In this scenario, risks are more severe, and less predictable. Every computer system is vulnerable to AI hacking, and AI-powered influence campaigns are everywhere. AIs, still controlled by humans, generate dangerous new pathogens and chemicals, helping governments and terrorist cells achieve new methods of destructiveness. There were already signs of this occurring with primitive, pre-LLM AIs: AI researchers building a tool to find new drugs to save lives realized it could do the opposite, generating new chemical warfare agents. Within 6 six hours, it invented deadly VX nerve gas . . . and worse things. With widespread, powerful AIs, militaries and criminals use AI to amplify their efforts. And, unlike in the previous scenario, our current governmental systems do not have time to adjust in the usual way.
Instead, these AI bad actors are held in check by “good” AIs. But there is an Orwellian tinge to this solution. Everything we see needs to be filtered through our own AI systems to remove dangerous and misleading information, creating its own risk of filter bubbles and bad information. Governments use AI to crack down on AI- powered crime and terrorism, creating a danger of AI-tocracy, as ubiquitous surveillance enables both dictators and democracies to establish more control over the citizens. The world looks more like a cyberpunk struggle between authorities and hackers, all using AI systems.
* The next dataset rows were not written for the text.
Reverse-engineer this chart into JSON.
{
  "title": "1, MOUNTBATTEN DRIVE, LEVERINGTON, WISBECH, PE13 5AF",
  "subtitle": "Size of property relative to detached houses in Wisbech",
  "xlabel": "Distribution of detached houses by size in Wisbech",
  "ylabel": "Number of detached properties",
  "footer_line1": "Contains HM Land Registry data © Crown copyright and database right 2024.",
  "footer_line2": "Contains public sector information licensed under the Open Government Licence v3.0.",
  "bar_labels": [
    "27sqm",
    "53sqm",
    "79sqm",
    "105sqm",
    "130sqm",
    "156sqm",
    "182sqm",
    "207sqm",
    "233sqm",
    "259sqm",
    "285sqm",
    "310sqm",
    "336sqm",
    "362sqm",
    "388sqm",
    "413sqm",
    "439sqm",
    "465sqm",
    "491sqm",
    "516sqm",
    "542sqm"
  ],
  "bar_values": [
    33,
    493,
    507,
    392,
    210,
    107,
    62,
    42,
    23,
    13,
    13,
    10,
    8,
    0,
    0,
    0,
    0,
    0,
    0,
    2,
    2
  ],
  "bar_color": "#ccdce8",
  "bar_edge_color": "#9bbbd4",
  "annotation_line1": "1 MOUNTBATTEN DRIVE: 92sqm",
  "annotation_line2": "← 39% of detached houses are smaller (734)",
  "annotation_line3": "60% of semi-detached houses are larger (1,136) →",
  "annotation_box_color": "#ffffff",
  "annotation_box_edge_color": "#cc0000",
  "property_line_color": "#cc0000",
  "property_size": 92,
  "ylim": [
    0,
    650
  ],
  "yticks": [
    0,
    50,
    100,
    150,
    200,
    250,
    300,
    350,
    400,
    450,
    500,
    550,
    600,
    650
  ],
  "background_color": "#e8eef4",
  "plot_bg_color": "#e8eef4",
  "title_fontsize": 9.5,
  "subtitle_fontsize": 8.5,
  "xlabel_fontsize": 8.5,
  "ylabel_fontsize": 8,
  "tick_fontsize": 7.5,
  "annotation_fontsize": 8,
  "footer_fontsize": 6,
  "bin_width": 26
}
AI companions become far more compelling to speak with than most other people, and can communicate seamlessly with us in real time, a change that happens faster than anyone expected. Loneliness becomes less of an issue, but new forms of social isolation emerge, in which some people would rather interact with AIs than humans. AI-powered entertainment provides incredibly customized and unique experiences that mix games, stories, and movies. This doesn’t mean that everyone becomes an introvert, speaking only to artificial intelligences. They are still not sentient, in this scenario, and humans still will want to do human things with other people.
And here, AI can help unlock human potential. AI therapists and assistants help people who want to improve themselves do so in new ways. The ability to use AI to accomplish tasks in days, that would otherwise take years, allows new types of entrepreneurship and innovation to flourish. I have already spoken to physicists and economists who are able to do much more focused research because AI serves as both a source of inspiration and as a way of outsourcing time-consuming, pricey programming and grant-writing tasks. Perhaps AI companions will help us all achieve goals that were previously out of reach. And it is probably good that this is possible, because we are all likely to have more free time under this scenario.
Scenario 4: AGI
In this fourth scenario, machines reach AGI and some form of sentience. They become as smart and capable as humans. Yet there is no particular reason that human intelligence should be the upper limit. So these AI, in turn, help design smarter AIs still. Superintelligence emerges.